Bus unions: Minister’s intervention ‘not enough’
Mr Donohoe said Bus Éireann and Dublin Bus had agreed to give a commitment that no current employees would be required to transfer to another operator as part of the tendering out of 10% of public services from late 2016. In all, drivers are preparing to engage in seven days of strikes over the next month over what they see as the privatisation of the routes.
“The two companies are immediately available to meet the unions concerned under the auspices of the Labour Relations Commission so that this commitment can be formalised,” the minister said. “This commitment would mean that there is absolutely no threat to the security of tenure or the terms and conditions of the current members of Siptu or the National Bus and Rail Union, arising from the tender process. There is therefore no basis for industrial action by either union against the companies.”
He said other “issues” which driver unions, the NBRU and Siptu, had referred to as a justification for the strikes relate to government policies and legislation.

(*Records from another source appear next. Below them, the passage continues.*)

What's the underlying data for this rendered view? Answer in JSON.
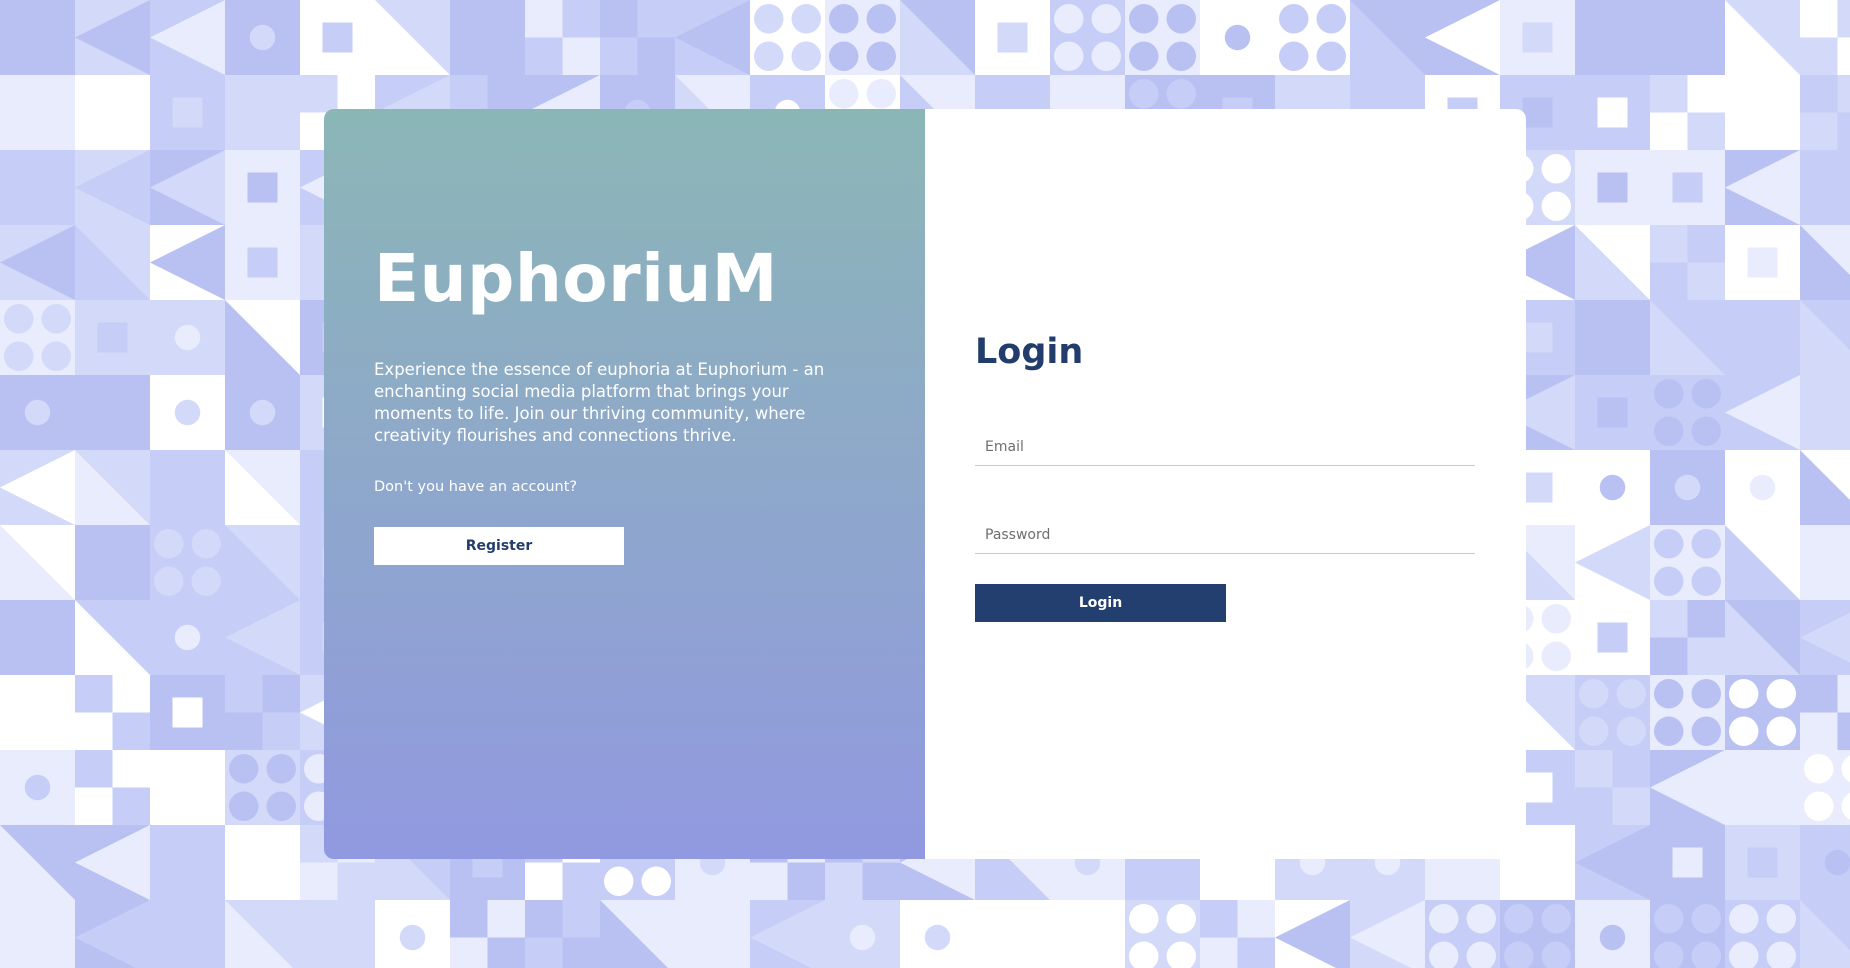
{
  "theme": {
    "accent": "#233f6f",
    "gradient_top": "#8bb6b6",
    "gradient_bottom": "#9199e0",
    "background": "#e3e7fb"
  },
  "brand": {
    "name": "EuphoriuM",
    "description": "Experience the essence of euphoria at Euphorium - an enchanting social media platform that brings your moments to life. Join our thriving community, where creativity flourishes and connections thrive.",
    "account_prompt": "Don't you have an account?",
    "register_label": "Register"
  },
  "login": {
    "title": "Login",
    "email_placeholder": "Email",
    "email_value": "",
    "password_placeholder": "Password",
    "password_value": "",
    "submit_label": "Login"
  }
}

“As the bus companies have no control over these, strike action which would damage the companies and inconvenience their customers cannot be justified,” he said.
However, NBRU general secretary, Dermot O’Leary, said the minister had been out over the last week-and-a- half making “incremental contributions apparently with a view towards resolving the fundamental issues involved here. While it is to be welcomed that the minister is prepared to acknowledge some of our members’ concerns, he needs to move towards turning all this positivity into a workable solution, which will not alone focus on the issues he has addressed today, but also those that concern the future of both bus companies and the CIE Group as a whole”.
He said there needed to be clarity on what would happen to bus routes in 2019 when the next contract for bus services is due and also concrete assurances that there would be no race-to-the-bottom in the future in relation to terms and conditions for workers on the tendered routes.
Siptu organiser, Owen Reidy, said the minister’s intervention, while welcome, was “not enough”.
He said non-compulsion of bus drivers to move from their employer was just one of six issues which his union had raised over the tendering process. He questioned how the commitment given by the minister and companies would work for drivers in Waterford where 100% of services are to be tendered out.
Mr Reidy said Siptu was willing to go into the Labour Relations for further talks, but the strikes would not be called off until all the union’s concerns were adequately addressed.